Rebrickable - Reproducible Report

Introduction

Authors

Tymon Dydowicz 151936
Wojtek Cieśla 151957

Description

To create this report we made use of freely available Rebrickable dataset which describes Lego sets, pieces and interactions between them. Our main goal while creating this report was to create many enjoyable and aesthetically appealing visualizations as well as to present the enormous size of Lego industry. Most of the charts are quite hard to interpret from the get go and require some exploring which was made easy with plotly and interactiveness.

Analysis

Top 20 Parts by quantity

Simple bar chart showing top 20 parts by quantity. The most popular part is a simple 1x1 brick which is used in almost every set.
Which is of no surprise because this piece is very versatile and can be used in many different ways.
3023_Brick

You can see that some parts are counted in hundreds of thousands which is a lot. And serves well to show how big the Lego industry is.

Number of Parts per year for a given theme

This is a bubble chart showing number of parts per year for a given theme.  Size of a bubble represents number of parts in a set and each color of the rainbow represents a different theme.
I particularly like this visualization due to how colorful it is. Even though it’s a bit cluttered at a beggining it creates a nice visual effect and it’s not an issue due to the ability to zoom in

Colorful Lego

This one is nothing special, grid of pie charts each showing a color distribution of a given theme.
It lets you see which themes are colorful and which are monochromatic, or dominated by shades of gray.
Not particularly visually appealing but it’s a good way to show a lot of data in a small space, and provide some maybe useful insight into the colors of themes.

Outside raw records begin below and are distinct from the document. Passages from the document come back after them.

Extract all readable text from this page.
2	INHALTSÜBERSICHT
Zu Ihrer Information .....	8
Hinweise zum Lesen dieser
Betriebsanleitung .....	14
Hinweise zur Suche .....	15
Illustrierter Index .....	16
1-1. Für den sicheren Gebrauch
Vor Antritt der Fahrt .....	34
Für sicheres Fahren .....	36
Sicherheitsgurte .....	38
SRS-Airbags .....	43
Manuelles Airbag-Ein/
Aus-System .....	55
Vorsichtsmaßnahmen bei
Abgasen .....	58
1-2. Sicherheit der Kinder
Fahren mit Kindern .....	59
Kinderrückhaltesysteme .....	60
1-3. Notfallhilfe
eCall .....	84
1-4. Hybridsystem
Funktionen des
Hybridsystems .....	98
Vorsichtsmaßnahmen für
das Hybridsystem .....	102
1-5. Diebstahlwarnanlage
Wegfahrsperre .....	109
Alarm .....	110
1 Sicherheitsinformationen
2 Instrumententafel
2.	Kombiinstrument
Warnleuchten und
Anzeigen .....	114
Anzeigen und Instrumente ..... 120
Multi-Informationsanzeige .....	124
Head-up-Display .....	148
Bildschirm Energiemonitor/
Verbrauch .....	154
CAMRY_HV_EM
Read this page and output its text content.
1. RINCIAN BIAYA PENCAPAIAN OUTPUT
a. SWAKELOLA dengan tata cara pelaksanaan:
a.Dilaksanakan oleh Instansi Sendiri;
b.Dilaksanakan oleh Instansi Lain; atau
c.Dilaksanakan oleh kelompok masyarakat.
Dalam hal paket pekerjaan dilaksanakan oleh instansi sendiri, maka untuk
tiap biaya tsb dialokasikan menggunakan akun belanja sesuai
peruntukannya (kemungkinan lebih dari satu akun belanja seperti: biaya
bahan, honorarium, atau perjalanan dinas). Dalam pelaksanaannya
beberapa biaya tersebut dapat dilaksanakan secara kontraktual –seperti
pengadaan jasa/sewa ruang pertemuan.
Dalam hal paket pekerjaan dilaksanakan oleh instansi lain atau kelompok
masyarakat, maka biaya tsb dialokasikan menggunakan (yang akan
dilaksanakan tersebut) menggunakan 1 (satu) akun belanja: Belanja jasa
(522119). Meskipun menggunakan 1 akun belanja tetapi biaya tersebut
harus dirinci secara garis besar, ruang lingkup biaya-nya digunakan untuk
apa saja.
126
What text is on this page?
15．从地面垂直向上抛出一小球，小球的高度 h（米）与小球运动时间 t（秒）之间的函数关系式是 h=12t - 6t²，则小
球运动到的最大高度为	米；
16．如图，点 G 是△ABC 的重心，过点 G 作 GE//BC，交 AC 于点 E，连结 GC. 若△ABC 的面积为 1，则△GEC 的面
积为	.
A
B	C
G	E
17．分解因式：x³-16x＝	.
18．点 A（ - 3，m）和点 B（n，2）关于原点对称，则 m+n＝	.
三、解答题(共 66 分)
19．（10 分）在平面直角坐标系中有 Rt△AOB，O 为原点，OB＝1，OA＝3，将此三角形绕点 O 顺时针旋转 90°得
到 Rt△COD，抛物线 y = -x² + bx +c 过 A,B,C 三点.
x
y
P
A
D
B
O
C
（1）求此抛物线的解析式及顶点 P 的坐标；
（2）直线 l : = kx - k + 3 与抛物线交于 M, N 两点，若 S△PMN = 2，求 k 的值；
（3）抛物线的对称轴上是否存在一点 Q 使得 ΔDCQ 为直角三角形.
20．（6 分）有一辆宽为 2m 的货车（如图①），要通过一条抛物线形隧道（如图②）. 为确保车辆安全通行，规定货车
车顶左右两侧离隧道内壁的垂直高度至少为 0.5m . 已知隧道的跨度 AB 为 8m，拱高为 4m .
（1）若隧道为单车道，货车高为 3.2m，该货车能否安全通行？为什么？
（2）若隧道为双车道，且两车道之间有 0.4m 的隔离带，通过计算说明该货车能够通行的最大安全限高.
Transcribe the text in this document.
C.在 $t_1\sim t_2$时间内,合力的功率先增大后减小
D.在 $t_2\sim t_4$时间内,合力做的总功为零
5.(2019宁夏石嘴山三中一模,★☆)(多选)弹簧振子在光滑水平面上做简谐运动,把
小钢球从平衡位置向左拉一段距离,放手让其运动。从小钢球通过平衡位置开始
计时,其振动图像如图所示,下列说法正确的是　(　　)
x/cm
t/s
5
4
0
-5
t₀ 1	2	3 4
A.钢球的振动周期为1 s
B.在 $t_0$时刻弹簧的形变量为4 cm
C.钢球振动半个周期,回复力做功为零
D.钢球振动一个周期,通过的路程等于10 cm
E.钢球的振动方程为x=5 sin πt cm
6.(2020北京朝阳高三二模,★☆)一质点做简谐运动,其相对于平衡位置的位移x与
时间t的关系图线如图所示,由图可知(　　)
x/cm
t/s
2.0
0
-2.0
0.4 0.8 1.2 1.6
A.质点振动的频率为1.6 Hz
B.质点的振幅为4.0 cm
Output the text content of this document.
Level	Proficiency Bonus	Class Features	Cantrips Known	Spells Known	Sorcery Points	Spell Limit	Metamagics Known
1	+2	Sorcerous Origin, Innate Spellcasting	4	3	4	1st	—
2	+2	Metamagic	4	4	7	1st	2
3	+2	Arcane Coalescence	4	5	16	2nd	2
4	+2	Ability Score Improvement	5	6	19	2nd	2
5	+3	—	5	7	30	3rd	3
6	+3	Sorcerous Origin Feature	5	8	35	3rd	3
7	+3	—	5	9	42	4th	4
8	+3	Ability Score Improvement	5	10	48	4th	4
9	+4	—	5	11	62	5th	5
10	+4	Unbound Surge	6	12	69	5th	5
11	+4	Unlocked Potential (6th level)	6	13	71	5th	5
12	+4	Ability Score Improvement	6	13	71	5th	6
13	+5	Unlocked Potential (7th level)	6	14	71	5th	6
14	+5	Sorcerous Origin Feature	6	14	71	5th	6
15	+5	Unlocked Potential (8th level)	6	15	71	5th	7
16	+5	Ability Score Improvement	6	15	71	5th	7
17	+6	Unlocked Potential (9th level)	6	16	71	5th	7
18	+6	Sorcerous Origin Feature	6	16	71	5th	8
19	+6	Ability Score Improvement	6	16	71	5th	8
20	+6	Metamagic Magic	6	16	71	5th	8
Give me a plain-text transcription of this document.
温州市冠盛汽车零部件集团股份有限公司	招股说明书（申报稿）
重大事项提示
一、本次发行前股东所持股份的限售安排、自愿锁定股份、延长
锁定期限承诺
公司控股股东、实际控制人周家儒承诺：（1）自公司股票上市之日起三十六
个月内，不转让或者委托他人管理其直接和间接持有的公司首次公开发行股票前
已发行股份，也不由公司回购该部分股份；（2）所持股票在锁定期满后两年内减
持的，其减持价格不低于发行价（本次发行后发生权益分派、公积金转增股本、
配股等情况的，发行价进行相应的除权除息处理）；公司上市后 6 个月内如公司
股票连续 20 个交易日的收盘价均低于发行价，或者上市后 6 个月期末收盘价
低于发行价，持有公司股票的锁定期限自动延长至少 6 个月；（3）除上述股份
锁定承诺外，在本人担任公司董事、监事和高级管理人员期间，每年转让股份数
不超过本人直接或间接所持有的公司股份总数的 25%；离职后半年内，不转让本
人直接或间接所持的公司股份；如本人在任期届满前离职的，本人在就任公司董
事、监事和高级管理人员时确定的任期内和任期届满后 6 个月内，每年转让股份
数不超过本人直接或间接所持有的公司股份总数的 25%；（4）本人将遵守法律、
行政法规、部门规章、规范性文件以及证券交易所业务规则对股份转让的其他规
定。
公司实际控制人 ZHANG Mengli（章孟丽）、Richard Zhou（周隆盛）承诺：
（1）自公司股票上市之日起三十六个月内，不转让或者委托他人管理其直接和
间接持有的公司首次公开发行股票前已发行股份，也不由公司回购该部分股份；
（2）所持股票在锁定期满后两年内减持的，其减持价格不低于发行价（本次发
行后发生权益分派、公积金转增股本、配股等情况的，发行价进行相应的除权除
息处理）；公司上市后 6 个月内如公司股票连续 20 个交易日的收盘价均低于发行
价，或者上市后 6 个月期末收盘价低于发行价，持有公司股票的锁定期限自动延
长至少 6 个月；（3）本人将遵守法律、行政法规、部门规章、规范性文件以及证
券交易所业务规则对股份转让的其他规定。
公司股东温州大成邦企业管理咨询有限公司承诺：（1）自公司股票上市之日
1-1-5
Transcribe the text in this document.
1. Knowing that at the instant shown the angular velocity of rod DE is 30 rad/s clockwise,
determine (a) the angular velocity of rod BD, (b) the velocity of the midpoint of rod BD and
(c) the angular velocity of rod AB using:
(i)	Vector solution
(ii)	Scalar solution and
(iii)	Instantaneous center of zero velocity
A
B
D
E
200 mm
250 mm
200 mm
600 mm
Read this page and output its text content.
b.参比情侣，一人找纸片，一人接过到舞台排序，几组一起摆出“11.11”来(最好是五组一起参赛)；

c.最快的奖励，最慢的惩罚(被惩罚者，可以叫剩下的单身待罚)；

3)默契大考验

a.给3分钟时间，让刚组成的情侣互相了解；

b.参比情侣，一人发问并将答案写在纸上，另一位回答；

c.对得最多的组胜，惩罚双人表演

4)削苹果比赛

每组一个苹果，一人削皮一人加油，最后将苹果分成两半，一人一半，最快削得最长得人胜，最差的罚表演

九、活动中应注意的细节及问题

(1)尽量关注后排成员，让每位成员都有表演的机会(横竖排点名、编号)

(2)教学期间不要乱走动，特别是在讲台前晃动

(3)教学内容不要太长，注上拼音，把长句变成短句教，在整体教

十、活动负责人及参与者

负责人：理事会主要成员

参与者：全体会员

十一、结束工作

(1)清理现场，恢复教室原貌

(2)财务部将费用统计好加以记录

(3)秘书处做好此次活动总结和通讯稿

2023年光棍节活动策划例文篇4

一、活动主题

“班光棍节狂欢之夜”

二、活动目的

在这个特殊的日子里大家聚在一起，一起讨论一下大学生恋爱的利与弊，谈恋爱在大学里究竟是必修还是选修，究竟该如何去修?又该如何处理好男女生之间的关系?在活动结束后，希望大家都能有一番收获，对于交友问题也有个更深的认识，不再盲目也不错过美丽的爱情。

Tree map of theme hierarchy and percantage of spare parts in sets

Both these treemaps present hierarchy of themes and how many spare parts are in a set belonging to a given theme.
The size of rectangle represents number of parts in a given theme and the hue of a color represents percentage of spare parts.
First one although a bit cluttered is easy to instantly extract some conclusions from. Such as that educational sets have almost non spare parts probably because they are not needed in educational projects which are usually bought by schools. Seasonal sets have way more spare parts compared to other themes probably to lower risks of consument dissatisfaction had the parts been missing.
Second one is cleaner and interactive but it’s hard to draw ideas from however it serves as a good exploration tool.

Version 1

Version 2

Distribution of theme popularity

This graph shows distribution of released sets in particular year for a given theme.
years are on the x-axis while themes are on y-axis, the height of the distribution curve represents how many sets were released in given year for that theme.
It’s an example of both clean and easy to interpret visualization. Easy take aways are f.e that ‘gear’ has been on popularity rise since 2000 and is a the most popular theme or that ‘bionicle’ after it’s initial boom in 2002 died early on.

Minifigure relations

My magnum opus of this project.
This network graph shows relations between minifigures.
Every node is a minifigure, the size of the node represents how many sets that minifigure appeared in and the depth of green color represents how many themes it appeared in.
Two minifigures are connected if they appeared in at least one common theme.
This graph is interesting, pleasing to look at and can provide some interesting insights, and thanks to it’s interactivity it’s easy to explore.
Straight from the get go we can figure out which minifigure is most generic bo looking at amount of links coming out from the node.
With further analysis we can find fully connected graphs of nodes which can mean with high probability that those minifigures are from the same theme and that there exist some protagonist.

Conclusion

This project was a great opportunity to learn about data visualization.
I’ve learned a lot about different types of graphs and how to use them to present data. I hope that I managed to make them eye-catching, nice to look at and interesting.